Sudan and South Sudan have hammered out a deal over oil, resolving a key part of a bitter dispute that brought the rivals to the brink of all-out war earlier this year. "The parties have agreed on all of the financial arrangements regarding oil," said African Union mediator Thabo Mbeki, two days after a United Nations deadline for the neighbours to resolve arguments over oil and borders expired.
Landlocked South Sudan said it had agreed to pay a pipeline transit fee of $9.48 per oil barrel to transport its crude through Sudan, a significant drop from Khartoum''s initial demands of up to $36 a barrel in fees. In addition, Juba agreed to make a "one-off payment" to Khartoum of some $3 billion to cover the massive financial gap created by the South''s independence last year, a fractious divorce that left a raft of issues unresolved.
"This is a good deal.... South Sudan will finally be able to focus its attention and dedicate its full resources to establish our state," Juba said in a statement. Mutrif Siddiq, a Sudanese delegate to the talks in the Ethiopian capital, said the deal was "reasonable", although it did not meet the expectations of either side. US Secretary of State Hillary Clinton, who travelled to South Sudan''s capital to meet President Salva Kiir on Friday - just hours before the deal was struck - praised the agreement between the former civil war foes.
"I welcome the agreement... (it) reflects leadership and a new spirit of compromise by both sides," she told reporters in the Kenyan capital Nairobi, the latest leg of her Africa tour. "The future of South Sudan is now brighter.... for Sudan too, this agreement offers a way out of the extreme economic stress it is now experiencing," she added.
The AU has been mediating year-long talks to try to resolve disputes that flared after South Sudan''s independence in July 2011, the final stage of a 2005 peace deal to end one of Africa''s longest civil wars. Mbeki said both sides would meet next month to try to find a deal on the disputed border region of Abyei - one of the most sensitive issues remaining - with a new AU deadline set of September 22 to resolve outstanding issues.
Sudanese President Omar al-Bashir is expected to meet with Kiir next month, he added. "We have reached a final agreement with South Sudan on oil transit, and we expect to settle other files under negotiation," Sudan''s under-secretary at the petroleum ministry, Awad Abdul Fatah, told the official SUNA news agency.

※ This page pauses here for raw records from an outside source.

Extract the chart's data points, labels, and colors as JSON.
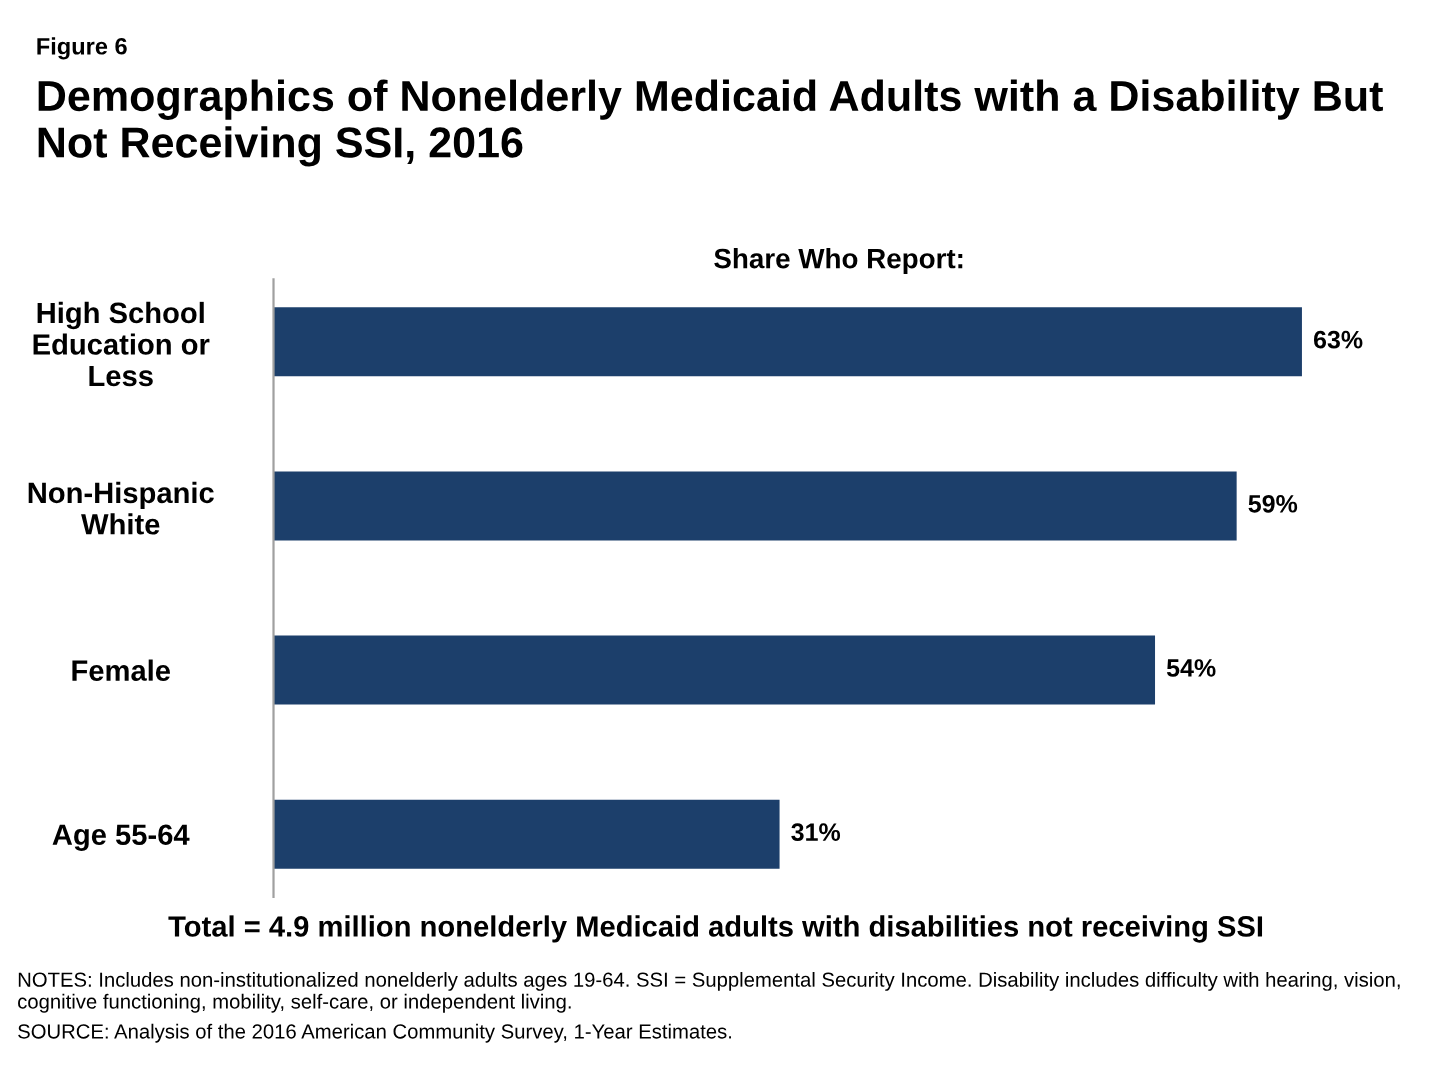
{
  "chart_data": {
    "type": "bar",
    "orientation": "horizontal",
    "title": "Demographics of Nonelderly Medicaid Adults with a Disability But Not Receiving SSI, 2016",
    "subtitle": "Share Who Report:",
    "categories": [
      "High School Education or Less",
      "Non-Hispanic White",
      "Female",
      "Age 55-64"
    ],
    "values": [
      63,
      59,
      54,
      31
    ],
    "value_labels": [
      "63%",
      "59%",
      "54%",
      "31%"
    ],
    "color": "#1c3f6b",
    "legend": false,
    "grid": false,
    "annotations": [
      "Figure 6",
      "Total = 4.9 million nonelderly Medicaid adults with disabilities not receiving SSI",
      "NOTES: Includes non-institutionalized nonelderly adults ages 19-64. SSI = Supplemental Security Income. Disability includes difficulty with hearing, vision, cognitive functioning, mobility, self-care, or independent living.",
      "SOURCE: Analysis of the 2016 American Community Survey, 1-Year Estimates."
    ]
  }
}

A timetable will be drawn up for the resumption of oil production and exports, which are key to the economies of both deeply impoverished countries. However, analysts suggest it could take up to six months for South Sudan to be able to resume full oil production. Oil generates about 98 percent of South Sudan''s government revenue. South Sudan took with it three-quarters of the oil held by the previously united nation, but the processing and shipping facilities remained in Sudan. The two sides could not agree on how much Juba should pay to export its crude through northern pipelines and ports, leading the South to shut down production in January after Khartoum began seizing the oil in lieu of payment. The deal struck lasts for three and a half years, Juba said, after which it hopes to have completed proposed export pipelines to Kenya or Djibouti.

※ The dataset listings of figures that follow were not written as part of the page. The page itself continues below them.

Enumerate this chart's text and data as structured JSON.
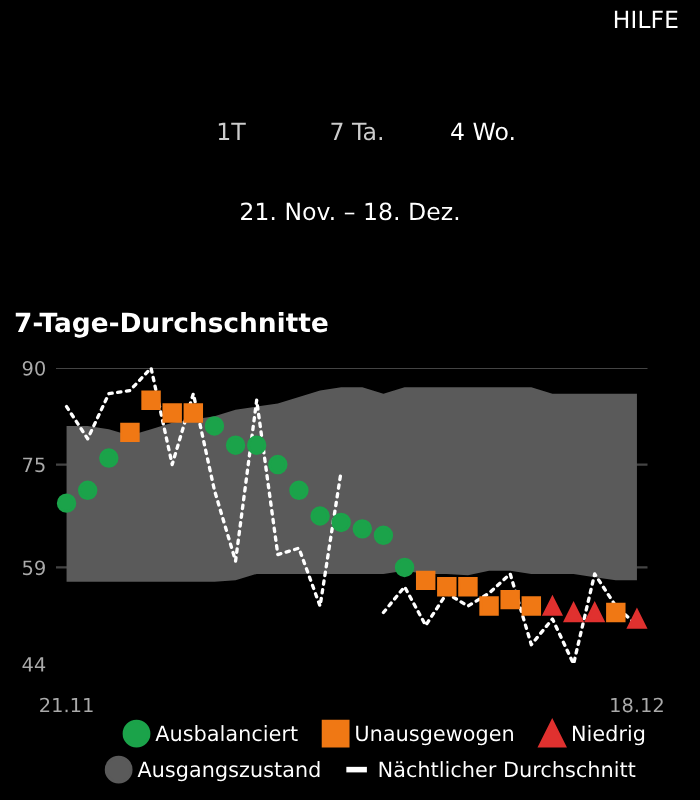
{
  "chart_data": {
    "type": "scatter",
    "title": "7-Tage-Durchschnitte",
    "subtitle": "21. Nov. – 18. Dez.",
    "annotations": [
      "HILFE",
      "1T",
      "7 Ta.",
      "4 Wo."
    ],
    "categories": [
      "21.11",
      null,
      null,
      null,
      null,
      null,
      null,
      null,
      null,
      null,
      null,
      null,
      null,
      null,
      null,
      null,
      null,
      null,
      null,
      null,
      null,
      null,
      null,
      null,
      null,
      null,
      null,
      "18.12"
    ],
    "ylim": [
      44,
      90
    ],
    "yticks": [
      44,
      59,
      75,
      90
    ],
    "grid": "y",
    "legend": "bottom",
    "series": [
      {
        "name": "Ausgangszustand",
        "type": "area",
        "color": "#5a5a5a",
        "values": [
          null,
          null,
          null,
          null,
          null,
          null,
          null,
          null,
          null,
          null,
          null,
          null,
          null,
          null,
          null,
          null,
          null,
          null,
          null,
          null,
          null,
          null,
          null,
          null,
          null,
          null,
          null,
          null
        ],
        "lower": [
          56.8,
          56.8,
          56.8,
          56.8,
          56.8,
          56.8,
          56.8,
          56.8,
          57,
          58,
          58,
          58,
          58,
          58,
          58,
          58,
          58.5,
          58,
          58,
          57.8,
          58.5,
          58.5,
          58,
          58,
          58,
          57.5,
          57,
          57
        ],
        "upper": [
          81,
          81,
          80.5,
          79.5,
          80.5,
          81.5,
          82,
          82.5,
          83.5,
          84,
          84.5,
          85.5,
          86.5,
          87,
          87,
          86,
          87,
          87,
          87,
          87,
          87,
          87,
          87,
          86,
          86,
          86,
          86,
          86
        ]
      },
      {
        "name": "Nächtlicher Durchschnitt",
        "type": "line",
        "line_style": "dotted",
        "color": "#ffffff",
        "values": [
          84,
          79,
          86,
          86.5,
          90,
          75,
          86,
          71,
          60,
          85,
          61,
          62,
          53,
          74,
          null,
          52,
          56,
          50,
          55,
          53,
          55,
          58,
          47,
          51,
          44,
          58,
          53,
          50
        ]
      },
      {
        "name": "Ausbalanciert",
        "color": "#1ba34a",
        "marker": "circle",
        "values": [
          69,
          71,
          76,
          null,
          null,
          null,
          null,
          81,
          78,
          78,
          75,
          71,
          67,
          66,
          65,
          64,
          59,
          null,
          null,
          null,
          null,
          null,
          null,
          null,
          null,
          null,
          null,
          null
        ]
      },
      {
        "name": "Unausgewogen",
        "color": "#f07814",
        "marker": "square",
        "values": [
          null,
          null,
          null,
          80,
          85,
          83,
          83,
          null,
          null,
          null,
          null,
          null,
          null,
          null,
          null,
          null,
          null,
          57,
          56,
          56,
          53,
          54,
          53,
          null,
          null,
          null,
          52,
          null
        ]
      },
      {
        "name": "Niedrig",
        "color": "#e0312f",
        "marker": "triangle",
        "values": [
          null,
          null,
          null,
          null,
          null,
          null,
          null,
          null,
          null,
          null,
          null,
          null,
          null,
          null,
          null,
          null,
          null,
          null,
          null,
          null,
          null,
          null,
          null,
          53,
          52,
          52,
          null,
          51
        ]
      }
    ]
  }
}
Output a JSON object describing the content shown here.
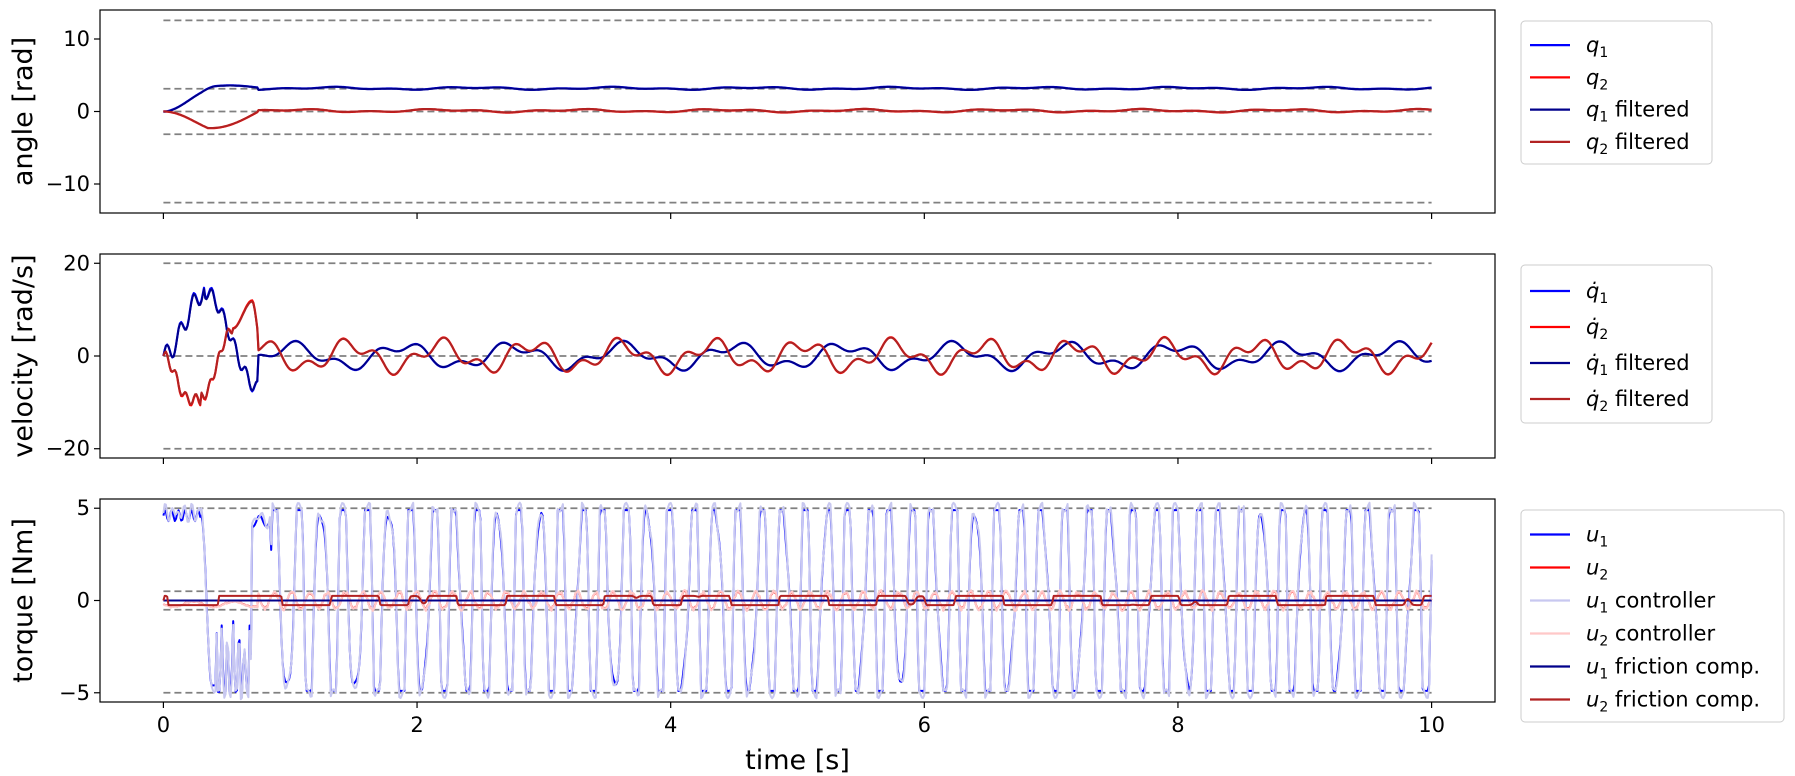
{
  "chart_data": [
    {
      "type": "line",
      "ylabel": "angle [rad]",
      "xlim": [
        -0.5,
        10.5
      ],
      "ylim": [
        -14,
        14
      ],
      "yticks": [
        -10,
        0,
        10
      ],
      "xticks": [
        0,
        2,
        4,
        6,
        8,
        10
      ],
      "limit_lines": [
        12.57,
        3.14,
        0,
        -3.14,
        -12.57
      ],
      "legend_position": "right",
      "series": [
        {
          "name": "q",
          "sub": "1",
          "suffix": "",
          "color": "#0000ff",
          "gen": "q1"
        },
        {
          "name": "q",
          "sub": "2",
          "suffix": "",
          "color": "#ff0000",
          "gen": "q2"
        },
        {
          "name": "q",
          "sub": "1",
          "suffix": " filtered",
          "color": "#00008b",
          "gen": "q1f"
        },
        {
          "name": "q",
          "sub": "2",
          "suffix": " filtered",
          "color": "#b22222",
          "gen": "q2f"
        }
      ]
    },
    {
      "type": "line",
      "ylabel": "velocity [rad/s]",
      "xlim": [
        -0.5,
        10.5
      ],
      "ylim": [
        -22,
        22
      ],
      "yticks": [
        -20,
        0,
        20
      ],
      "xticks": [
        0,
        2,
        4,
        6,
        8,
        10
      ],
      "limit_lines": [
        20,
        0,
        -20
      ],
      "legend_position": "right",
      "series": [
        {
          "name": "q̇",
          "sub": "1",
          "suffix": "",
          "color": "#0000ff",
          "gen": "v1"
        },
        {
          "name": "q̇",
          "sub": "2",
          "suffix": "",
          "color": "#ff0000",
          "gen": "v2"
        },
        {
          "name": "q̇",
          "sub": "1",
          "suffix": " filtered",
          "color": "#00008b",
          "gen": "v1f"
        },
        {
          "name": "q̇",
          "sub": "2",
          "suffix": " filtered",
          "color": "#b22222",
          "gen": "v2f"
        }
      ]
    },
    {
      "type": "line",
      "ylabel": "torque [Nm]",
      "xlabel": "time [s]",
      "xlim": [
        -0.5,
        10.5
      ],
      "ylim": [
        -5.5,
        5.5
      ],
      "yticks": [
        -5,
        0,
        5
      ],
      "xticks": [
        0,
        2,
        4,
        6,
        8,
        10
      ],
      "limit_lines": [
        5,
        0.5,
        -0.5,
        -5
      ],
      "legend_position": "right",
      "series": [
        {
          "name": "u",
          "sub": "1",
          "suffix": "",
          "color": "#0000ff",
          "gen": "u1"
        },
        {
          "name": "u",
          "sub": "2",
          "suffix": "",
          "color": "#ff0000",
          "gen": "u2"
        },
        {
          "name": "u",
          "sub": "1",
          "suffix": " controller",
          "color": "#c8c8f0",
          "gen": "u1c"
        },
        {
          "name": "u",
          "sub": "2",
          "suffix": " controller",
          "color": "#ffc8c8",
          "gen": "u2c"
        },
        {
          "name": "u",
          "sub": "1",
          "suffix": " friction comp.",
          "color": "#00008b",
          "gen": "u1fc"
        },
        {
          "name": "u",
          "sub": "2",
          "suffix": " friction comp.",
          "color": "#b22222",
          "gen": "u2fc"
        }
      ]
    }
  ]
}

Despite the deal, Juba''s chief negotiator Pagan Amum accused Khartoum of violating a peace plan drawn up by the AU in April, notably by bombing South Sudan, which he said laid it open to sanctions. Contentious issues remain. Sudan accuses South Sudan of supporting insurgents on its territory, a charge analysts believe despite denials by Juba, which in turn accuses Khartoum of backing rebels on its territory.